Again, I’ve never been married, but I think that concept is beautiful. I don’t think a co-dependence in the sense of the blind leading the blind is healthy, however, which is what I’m guessing you’re talking about.


What is BTDT?

I sent you a PM regarding it as it was rather long.

Also BTDT is Been there done that

1.5 years together may seem like a lot, but it’s not very long. Don’t leap into anything. When it’s time, both of you will know and feel it. You can’t hurry love. Get to know each other more. If you act in haste you may regret it. If you wait a while and things proceed, there won’t be any regrets.

I’m posting an update for anyone else that finds themselves in a similar situation:

After speaking with my parish priest whom I trust a great deal, I feel a million times better. He told me that my worries were very much psychological, and normal for someone taking the next step in their lives.

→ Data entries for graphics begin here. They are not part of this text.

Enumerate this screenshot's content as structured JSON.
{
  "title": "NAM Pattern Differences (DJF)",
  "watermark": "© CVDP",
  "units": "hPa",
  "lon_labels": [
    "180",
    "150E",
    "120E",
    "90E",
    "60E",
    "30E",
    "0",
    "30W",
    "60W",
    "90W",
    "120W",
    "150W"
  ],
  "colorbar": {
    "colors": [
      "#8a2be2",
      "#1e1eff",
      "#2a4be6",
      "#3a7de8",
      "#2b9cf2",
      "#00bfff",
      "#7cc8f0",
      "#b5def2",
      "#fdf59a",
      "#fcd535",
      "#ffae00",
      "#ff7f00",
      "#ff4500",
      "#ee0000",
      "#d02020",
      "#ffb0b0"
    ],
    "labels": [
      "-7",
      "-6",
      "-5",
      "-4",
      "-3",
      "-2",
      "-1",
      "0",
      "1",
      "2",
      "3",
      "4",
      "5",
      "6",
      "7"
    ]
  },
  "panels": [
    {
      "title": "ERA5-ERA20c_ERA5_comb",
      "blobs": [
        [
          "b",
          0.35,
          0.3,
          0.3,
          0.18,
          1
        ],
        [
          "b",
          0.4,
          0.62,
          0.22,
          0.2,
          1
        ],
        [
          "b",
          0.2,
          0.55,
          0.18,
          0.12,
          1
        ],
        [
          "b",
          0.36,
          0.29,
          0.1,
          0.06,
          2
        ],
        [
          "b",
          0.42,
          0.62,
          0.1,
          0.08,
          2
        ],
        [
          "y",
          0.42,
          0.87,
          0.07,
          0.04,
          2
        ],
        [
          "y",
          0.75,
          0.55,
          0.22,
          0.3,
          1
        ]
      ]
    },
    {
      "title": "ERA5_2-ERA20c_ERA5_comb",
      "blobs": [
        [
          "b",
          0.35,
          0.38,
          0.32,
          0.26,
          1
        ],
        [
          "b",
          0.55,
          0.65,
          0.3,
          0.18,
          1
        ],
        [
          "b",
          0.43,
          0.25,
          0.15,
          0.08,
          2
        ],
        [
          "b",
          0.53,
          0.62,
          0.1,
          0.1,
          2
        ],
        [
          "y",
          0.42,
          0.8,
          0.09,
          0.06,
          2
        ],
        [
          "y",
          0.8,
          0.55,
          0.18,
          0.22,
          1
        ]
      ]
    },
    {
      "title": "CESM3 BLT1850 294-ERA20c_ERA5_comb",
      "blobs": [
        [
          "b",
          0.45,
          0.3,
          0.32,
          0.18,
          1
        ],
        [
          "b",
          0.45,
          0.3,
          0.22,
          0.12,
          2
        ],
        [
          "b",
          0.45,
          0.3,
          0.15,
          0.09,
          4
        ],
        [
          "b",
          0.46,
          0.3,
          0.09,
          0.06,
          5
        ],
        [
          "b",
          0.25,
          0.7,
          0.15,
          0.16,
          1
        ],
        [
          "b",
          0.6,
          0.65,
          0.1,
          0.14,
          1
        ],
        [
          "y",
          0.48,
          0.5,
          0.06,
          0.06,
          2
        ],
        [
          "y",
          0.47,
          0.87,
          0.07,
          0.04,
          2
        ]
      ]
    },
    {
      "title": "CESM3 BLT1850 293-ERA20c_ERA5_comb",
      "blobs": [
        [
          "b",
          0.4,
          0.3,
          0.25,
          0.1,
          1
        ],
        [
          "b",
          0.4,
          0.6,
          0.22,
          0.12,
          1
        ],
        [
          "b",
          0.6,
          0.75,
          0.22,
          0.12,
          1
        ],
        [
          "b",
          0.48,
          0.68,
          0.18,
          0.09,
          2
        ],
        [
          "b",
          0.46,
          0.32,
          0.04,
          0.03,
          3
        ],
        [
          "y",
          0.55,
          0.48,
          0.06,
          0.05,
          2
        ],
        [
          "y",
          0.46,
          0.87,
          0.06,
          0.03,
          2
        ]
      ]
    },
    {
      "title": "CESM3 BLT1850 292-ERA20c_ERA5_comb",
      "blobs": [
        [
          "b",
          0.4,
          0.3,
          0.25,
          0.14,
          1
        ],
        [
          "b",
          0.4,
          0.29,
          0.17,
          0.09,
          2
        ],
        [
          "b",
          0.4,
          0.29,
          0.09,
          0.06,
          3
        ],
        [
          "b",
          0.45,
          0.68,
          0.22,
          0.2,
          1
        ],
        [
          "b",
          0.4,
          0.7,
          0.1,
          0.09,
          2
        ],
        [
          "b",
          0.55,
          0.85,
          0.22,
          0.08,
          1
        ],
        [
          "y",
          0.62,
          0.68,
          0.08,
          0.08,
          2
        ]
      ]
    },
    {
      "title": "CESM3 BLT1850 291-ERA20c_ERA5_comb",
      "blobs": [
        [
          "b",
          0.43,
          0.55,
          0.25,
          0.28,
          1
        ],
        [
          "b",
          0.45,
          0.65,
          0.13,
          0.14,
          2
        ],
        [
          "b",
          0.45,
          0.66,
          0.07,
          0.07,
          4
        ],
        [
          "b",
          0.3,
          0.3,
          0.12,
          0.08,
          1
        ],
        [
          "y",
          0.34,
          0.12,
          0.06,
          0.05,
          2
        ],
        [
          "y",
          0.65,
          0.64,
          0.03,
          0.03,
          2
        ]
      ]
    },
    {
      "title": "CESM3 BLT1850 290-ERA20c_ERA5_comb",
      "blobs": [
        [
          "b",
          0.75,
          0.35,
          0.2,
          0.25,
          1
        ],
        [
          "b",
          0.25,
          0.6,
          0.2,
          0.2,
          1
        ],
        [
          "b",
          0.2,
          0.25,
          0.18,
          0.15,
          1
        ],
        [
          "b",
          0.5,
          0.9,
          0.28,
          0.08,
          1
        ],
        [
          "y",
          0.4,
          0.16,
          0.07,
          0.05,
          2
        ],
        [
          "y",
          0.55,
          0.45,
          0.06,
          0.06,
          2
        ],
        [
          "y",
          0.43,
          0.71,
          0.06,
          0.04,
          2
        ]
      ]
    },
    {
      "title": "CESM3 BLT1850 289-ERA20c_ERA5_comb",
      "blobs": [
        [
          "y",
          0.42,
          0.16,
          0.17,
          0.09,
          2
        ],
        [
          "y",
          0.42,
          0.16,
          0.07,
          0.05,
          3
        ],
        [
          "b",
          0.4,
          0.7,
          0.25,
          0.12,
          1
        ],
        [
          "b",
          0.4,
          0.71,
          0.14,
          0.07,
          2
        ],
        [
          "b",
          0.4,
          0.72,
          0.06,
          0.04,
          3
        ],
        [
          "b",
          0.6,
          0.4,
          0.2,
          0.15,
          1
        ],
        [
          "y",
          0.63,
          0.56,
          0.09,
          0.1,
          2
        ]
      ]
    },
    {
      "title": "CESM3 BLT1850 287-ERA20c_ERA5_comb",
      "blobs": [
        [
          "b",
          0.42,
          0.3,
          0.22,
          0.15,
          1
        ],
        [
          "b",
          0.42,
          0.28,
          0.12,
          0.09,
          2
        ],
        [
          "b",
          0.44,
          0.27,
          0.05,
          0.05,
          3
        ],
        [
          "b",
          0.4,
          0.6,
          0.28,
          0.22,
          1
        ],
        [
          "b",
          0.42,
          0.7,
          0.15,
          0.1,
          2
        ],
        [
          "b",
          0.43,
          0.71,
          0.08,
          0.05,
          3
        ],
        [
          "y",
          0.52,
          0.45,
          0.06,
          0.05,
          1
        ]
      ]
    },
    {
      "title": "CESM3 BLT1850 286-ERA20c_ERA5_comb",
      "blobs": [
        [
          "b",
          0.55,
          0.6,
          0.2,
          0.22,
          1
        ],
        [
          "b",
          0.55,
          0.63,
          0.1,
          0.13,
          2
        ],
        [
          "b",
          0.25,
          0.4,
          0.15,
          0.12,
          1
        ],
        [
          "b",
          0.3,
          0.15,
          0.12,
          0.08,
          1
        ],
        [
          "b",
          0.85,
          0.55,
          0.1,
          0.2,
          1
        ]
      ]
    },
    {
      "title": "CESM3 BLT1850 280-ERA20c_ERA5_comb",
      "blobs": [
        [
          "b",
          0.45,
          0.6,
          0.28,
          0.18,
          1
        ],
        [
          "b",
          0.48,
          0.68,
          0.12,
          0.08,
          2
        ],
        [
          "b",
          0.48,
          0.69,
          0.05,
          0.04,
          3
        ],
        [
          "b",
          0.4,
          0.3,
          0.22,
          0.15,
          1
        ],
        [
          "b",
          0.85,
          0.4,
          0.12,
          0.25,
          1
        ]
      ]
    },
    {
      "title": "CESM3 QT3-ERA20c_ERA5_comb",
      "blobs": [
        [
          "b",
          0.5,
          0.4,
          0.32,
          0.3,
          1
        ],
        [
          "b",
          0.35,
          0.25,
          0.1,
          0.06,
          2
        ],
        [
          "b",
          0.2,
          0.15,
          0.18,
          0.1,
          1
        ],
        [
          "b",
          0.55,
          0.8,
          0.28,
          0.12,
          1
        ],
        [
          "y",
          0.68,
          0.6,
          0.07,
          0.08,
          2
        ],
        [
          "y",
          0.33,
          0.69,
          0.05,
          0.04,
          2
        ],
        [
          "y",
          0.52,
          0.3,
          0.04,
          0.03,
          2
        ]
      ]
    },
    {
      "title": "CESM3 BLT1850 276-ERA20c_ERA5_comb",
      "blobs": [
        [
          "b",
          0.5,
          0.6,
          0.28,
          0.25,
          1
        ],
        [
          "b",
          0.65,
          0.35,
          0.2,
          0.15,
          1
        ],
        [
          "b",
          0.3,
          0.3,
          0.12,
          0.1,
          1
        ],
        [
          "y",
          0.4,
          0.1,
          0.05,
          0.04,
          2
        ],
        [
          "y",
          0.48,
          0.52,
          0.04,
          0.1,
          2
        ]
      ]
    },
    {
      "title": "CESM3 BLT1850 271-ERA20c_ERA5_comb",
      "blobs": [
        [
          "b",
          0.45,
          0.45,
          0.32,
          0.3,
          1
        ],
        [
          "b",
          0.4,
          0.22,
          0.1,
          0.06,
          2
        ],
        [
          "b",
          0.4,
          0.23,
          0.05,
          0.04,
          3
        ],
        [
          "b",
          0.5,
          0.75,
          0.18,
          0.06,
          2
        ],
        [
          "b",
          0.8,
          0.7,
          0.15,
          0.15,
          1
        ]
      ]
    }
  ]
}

He also said that it is a mark of maturity to not fear burning some bridges of poosibilities. In other words, I felt some guilt about not visiting seminaries and monasteries during my discernment, but never felt a call. The mature man doesn’t dwell on what-ifs, but proceeds with what my priest called a “holy cockiness.” Which is different from arrogance, because it is a trust that God has your back.

Finally, my priest told me that through hearing my story and getting to know my gf and I he believes that I ought to proceed without hesitation. Unless God knocks me off my horse like St.Paul (and I should still be open to that) this is the way to go. He also added that its best not to waste time.

So if I could suggest anything to someone in this situation, it would be to speak with a priest you really trust. No one can tell you how to proceed via a forum. And he will likely tell you to man-up, which is something most men need to hear nowadays anyway.